The Wargrave District School was established for the pauper children of Reading and Wokingham workhouses. By 1870 groups of children from English workhouses were being sent to Canada where, it was believed, they would have better opportunities than if they stayed in the workhouse schools. Although the Boards of Guardians would be responsible for the cost of sending them they would make savings in the long term by not having to support the children.The children had to give their consent in front of two JPs. The superintendent of the Wargrave school provided a list of 10 girls aged from 9 to 13 to the Board of Guardians for inclusion in the scheme. (There’s a fuller description of the process in ‘Battle Workhouse and Hospital 1867-2005’ by Margaret Railton and Marshall Barr.)

Three of the girls refused to go. One was Matilda Gregory, who said that she wanted to live with her sister and learn to make bonnets. The Board of Guardians agreed and provided her with some clothes for her life outside the workhouse.

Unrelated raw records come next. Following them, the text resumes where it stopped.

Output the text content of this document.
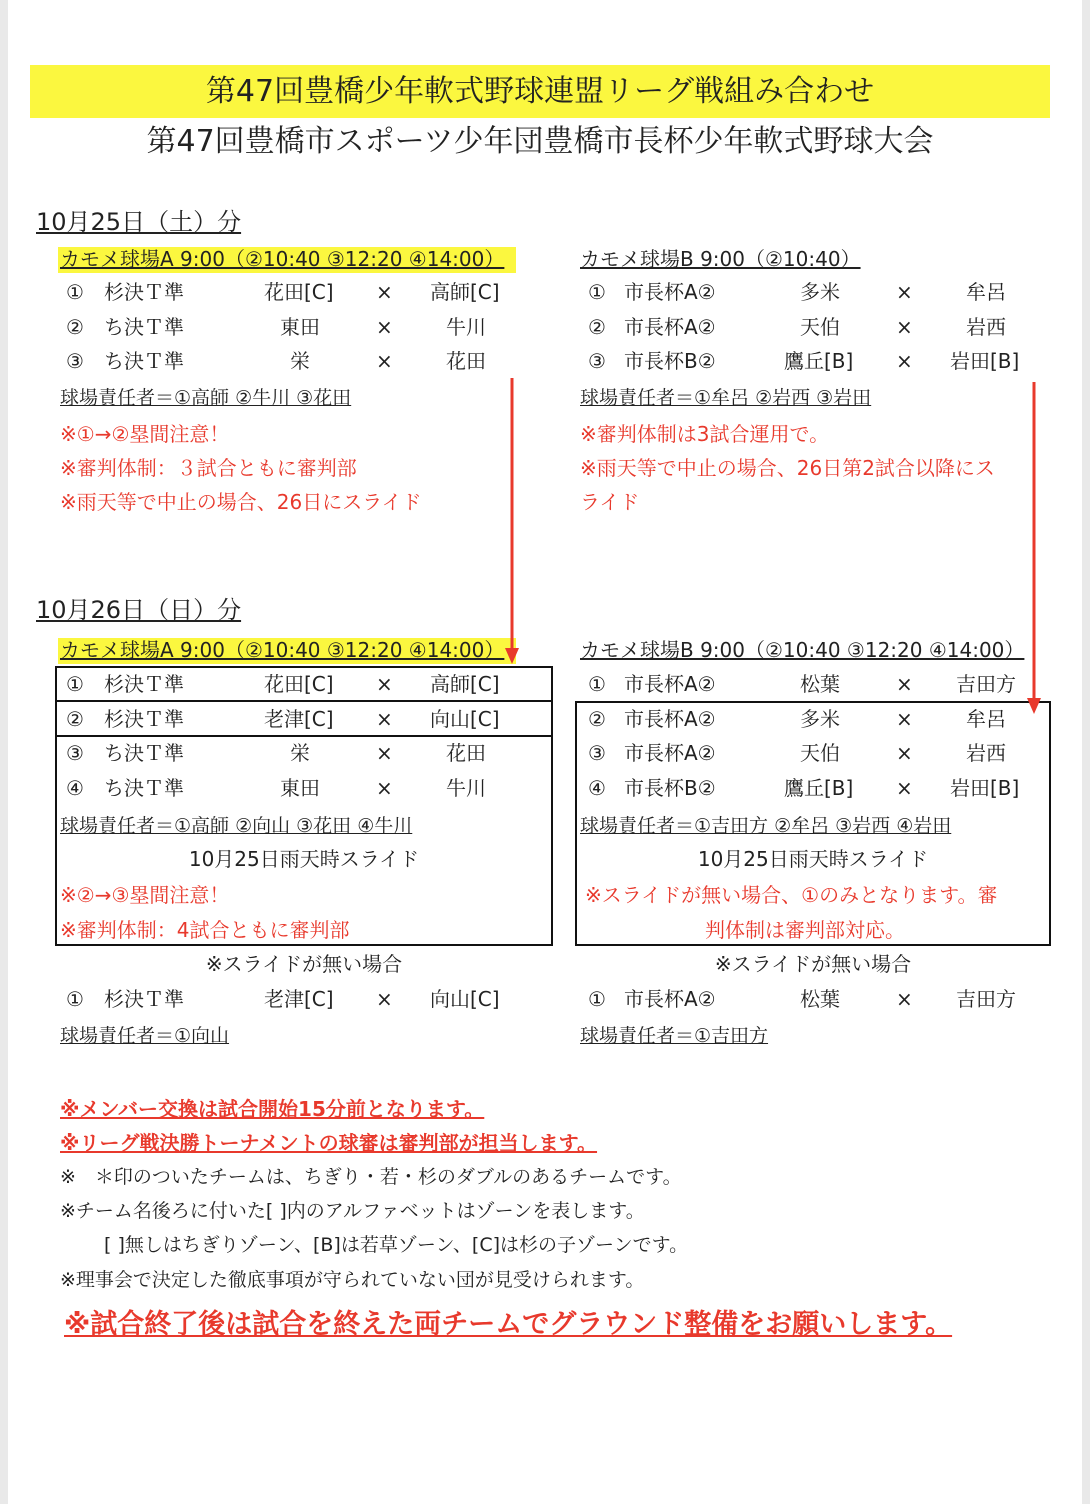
第47回豊橋少年軟式野球連盟リーグ戦組み合わせ
第47回豊橋市スポーツ少年団豊橋市長杯少年軟式野球大会
10月25日（土）分
カモメ球場A 9:00（②10:40 ③12:20 ④14:00）
① 杉決Ｔ準	花田[C] × 高師[C]
② ち決Ｔ準	東田	×	牛川
③ ち決Ｔ準	栄	×	花田
球場責任者＝①高師 ②牛川 ③花田
※①→②塁間注意！
※審判体制：３試合ともに審判部
※雨天等で中止の場合、26日にスライド
カモメ球場B 9:00（②10:40）
① 市長杯A②	多米	×	牟呂
② 市長杯A②	天伯	×	岩西
③ 市長杯B②	鷹丘[B] × 岩田[B]
球場責任者＝①牟呂 ②岩西 ③岩田
※審判体制は3試合運用で。
※雨天等で中止の場合、26日第2試合以降にス
ライド
10月26日（日）分
カモメ球場A 9:00（②10:40 ③12:20 ④14:00）
① 杉決Ｔ準	花田[C] × 高師[C]
② 杉決Ｔ準	老津[C] × 向山[C]
③ ち決Ｔ準	栄	×	花田
④ ち決Ｔ準	東田	×	牛川
球場責任者＝①高師 ②向山 ③花田 ④牛川
10月25日雨天時スライド
※②→③塁間注意！
※審判体制：4試合ともに審判部
※スライドが無い場合
① 杉決Ｔ準	老津[C] × 向山[C]
球場責任者＝①向山
カモメ球場B 9:00（②10:40 ③12:20 ④14:00）
① 市長杯A②	松葉	× 吉田方
② 市長杯A②	多米	×	牟呂
③ 市長杯A②	天伯	×	岩西
④ 市長杯B②	鷹丘[B] × 岩田[B]
球場責任者＝①吉田方 ②牟呂 ③岩西 ④岩田
10月25日雨天時スライド
※スライドが無い場合、①のみとなります。審
判体制は審判部対応。
※スライドが無い場合
① 市長杯A②	松葉	× 吉田方
球場責任者＝①吉田方
※メンバー交換は試合開始15分前となります。
※リーグ戦決勝トーナメントの球審は審判部が担当します。
※　＊印のついたチームは、ちぎり・若・杉のダブルのあるチームです。
※チーム名後ろに付いた[ ]内のアルファベットはゾーンを表します。
[ ]無しはちぎりゾーン、[B]は若草ゾーン、[C]は杉の子ゾーンです。
※理事会で決定した徹底事項が守られていない団が見受けられます。
※試合終了後は試合を終えた両チームでグラウンド整備をお願いします。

So how did Matilda come to be a pupil at the Wargrave School and what happened to her? The 1861 Census was taken when Matilda was 4 and living with her family in Salem Place, off Minster Street. Her father George was a fitter and may have worked on assembling agricultural machinery at Barrett, Exall and Andrewes Reading Ironworks which was nearby in Katesgrove Lane. (His younger brother John certainly did as records show). He was 43. Her mother Mary Ann was 44. There were six children of whom Matilda was the youngest. Her brothers were Edward, 19 working as a labourer, Frederick, 17 and also a labourer and William who was 9. She had two sisters, Mary Ann, 15 who was a servant and Emily who was 13.

Two years later, Mary Ann, the children’s mother died. She was buried in the cemetery on 5 July 1863. There is no inscription for her so she probably lies in a common grave in the unconsecrated section of the cemetery. Presumably, their father was unable to care for the two youngest children and so they would have been sent to the Wargrave School.

In 1870 Matilda was faced with emigration to Canada. It’s not difficult to imagine her desperation at the prospect of being sent to another country, far away from her family and all she knew. She must have convinced the Guardians somehow to release her from the scheme. However, she didn’t live with her sister or learn to make bonnets – the 1871 census records her as living in the household of George Bishop the Chaplain to the Royal Berks Hospital at 3 Eldon Square. Meanwhile, her sister Emily was living with Mary Hodgson at 24 Oxford Street as a general servant. Mary Hodgson was a straw bonnet maker. Matilda was now 14 and working as a servant. The house in Eldon Square, even for a servant, must have been more congenial than the school and certainly than a long voyage on a ship bound for an uncertain future.

George Bishop and his wife later moved to Folkestone where he died in 1873. Meanwhile Matilda’s youngest brother William, who had also been a pupil at the Wargrave School, was now working as a journeyman baker in Ebury Street in Belgravia. So that may have motivated Matilda to seek work in London. The next record of her is that in 1877 Matilda married David Head on 5 August at St Andrew’s Church in Haverstock Hill in London. She was now 21 and David was 23 and a wine cooper making barrels. George her father is recorded as an iron founder. The couple went on to have one daughter, Ada. Matilda lived in North London until the end of her life, dying at the age of 79 in 1936.

Her sister Emily also married and she worked as a bonnet maker for thirty years or more, living first in Oxford Street and then in Alfred Street. Her husband worked at Huntley and Palmers. Her only son was killed in Belgium during WW1. Eventually in 1911, Emily, now a widow, was living with her older sister Mary Ann in Norton Road in Newtown. She was working as a seed sorter for a nursery, possibly Suttons.

Mary Ann had remained single and worked for more than 20 years for Eliza Bland, a woman of independent means, living first at Burghfield and eventually at 14 Erleigh Road before she went to live with her sister.

Their little sister Matilda was one of the fortunate pauper children from Wargrave District School who went on to live a long life and have a family of her own.